WO3-LaFeO3 Nanocomposites for Highly Sensitive Detection of Acetone Vapor at Low Operating Temperatures

Abstract

The development of a rapid, highly sensitive, and dependable acetone sensor holds significant importance for human health and safety. To enhance the acetone sensing performance of LaFeO3 nanoparticles for practical applications, commercial n-type WO3 nanoparticles were incorporated as additives. They were directly mixed with LaFeO3 nanoparticles produced through a sol-gel method, creating a series of WO3-LFO nanocomposites with varying mass ratios. These nanocomposites were characterized using XRD, SEM, BET, and XPS techniques. Compared to pure LFO nanoparticles, the prepared nanocomposites exhibited larger specific surface areas with enhanced surface reactivity. The introduction of p-n heterojunctions through the mixing process improved the regulation of acetone molecules on internal carrier conduction within nanocomposites. As a result, the nanocomposites demonstrated superior acetone sensing performance in terms of optimal operating temperature, vapor response value, selectivity, and response/recovery speed.

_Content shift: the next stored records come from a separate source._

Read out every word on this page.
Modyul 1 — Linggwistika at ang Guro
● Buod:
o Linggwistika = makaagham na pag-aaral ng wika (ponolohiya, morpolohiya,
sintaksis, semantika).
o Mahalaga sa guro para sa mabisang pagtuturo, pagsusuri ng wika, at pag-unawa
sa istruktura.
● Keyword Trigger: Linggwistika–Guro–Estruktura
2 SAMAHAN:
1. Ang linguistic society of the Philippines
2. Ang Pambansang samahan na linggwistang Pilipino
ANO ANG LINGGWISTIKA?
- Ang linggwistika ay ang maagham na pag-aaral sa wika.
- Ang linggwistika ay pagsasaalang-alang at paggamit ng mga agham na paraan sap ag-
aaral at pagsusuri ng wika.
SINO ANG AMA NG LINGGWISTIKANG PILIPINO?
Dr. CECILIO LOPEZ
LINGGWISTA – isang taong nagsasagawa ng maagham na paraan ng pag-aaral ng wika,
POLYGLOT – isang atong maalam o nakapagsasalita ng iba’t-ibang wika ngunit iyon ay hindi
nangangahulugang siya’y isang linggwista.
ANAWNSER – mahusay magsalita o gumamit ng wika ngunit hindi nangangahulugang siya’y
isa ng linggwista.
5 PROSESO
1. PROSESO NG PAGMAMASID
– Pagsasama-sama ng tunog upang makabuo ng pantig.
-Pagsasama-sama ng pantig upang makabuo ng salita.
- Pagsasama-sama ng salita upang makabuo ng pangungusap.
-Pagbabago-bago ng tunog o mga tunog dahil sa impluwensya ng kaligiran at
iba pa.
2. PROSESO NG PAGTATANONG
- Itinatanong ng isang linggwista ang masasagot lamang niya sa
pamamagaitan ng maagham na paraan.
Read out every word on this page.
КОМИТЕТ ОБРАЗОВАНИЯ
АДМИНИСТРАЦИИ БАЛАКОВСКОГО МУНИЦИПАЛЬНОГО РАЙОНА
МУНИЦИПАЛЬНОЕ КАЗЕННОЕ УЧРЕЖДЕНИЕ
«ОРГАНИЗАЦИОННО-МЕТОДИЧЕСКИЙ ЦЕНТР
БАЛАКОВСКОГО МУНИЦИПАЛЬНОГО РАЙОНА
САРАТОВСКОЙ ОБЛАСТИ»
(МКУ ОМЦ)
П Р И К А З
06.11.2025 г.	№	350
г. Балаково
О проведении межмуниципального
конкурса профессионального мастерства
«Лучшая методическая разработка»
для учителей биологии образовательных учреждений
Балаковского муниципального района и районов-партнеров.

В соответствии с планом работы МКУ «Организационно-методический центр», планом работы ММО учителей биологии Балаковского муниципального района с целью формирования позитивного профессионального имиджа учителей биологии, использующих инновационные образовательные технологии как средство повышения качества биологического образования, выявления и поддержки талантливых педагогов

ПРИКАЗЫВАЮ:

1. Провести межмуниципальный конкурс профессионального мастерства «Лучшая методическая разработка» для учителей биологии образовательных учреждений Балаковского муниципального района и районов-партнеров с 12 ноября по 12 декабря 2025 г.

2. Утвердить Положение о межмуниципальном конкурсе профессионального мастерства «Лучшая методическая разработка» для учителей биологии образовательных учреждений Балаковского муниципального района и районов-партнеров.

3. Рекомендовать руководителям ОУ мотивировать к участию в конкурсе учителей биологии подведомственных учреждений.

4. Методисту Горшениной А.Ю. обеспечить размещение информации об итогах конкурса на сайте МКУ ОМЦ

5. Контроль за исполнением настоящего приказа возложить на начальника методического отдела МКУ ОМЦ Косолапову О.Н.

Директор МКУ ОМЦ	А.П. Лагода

Notably, the nanocomposites with a 5wt% addition of WO3 showed the lowest optimal operating temperature (132 °C), the fastest response/recovery speed (28/9 s), and the highest selectivity against ethanol, methanol, and EG. On the other hand, the nanocomposites with a 10wt% addition of WO3 displayed the maximum vapor response value (55.1 to 100 ppm) at an optimal operating temperature of 138 °C, along with relatively good repeatability, stability, and selectivity.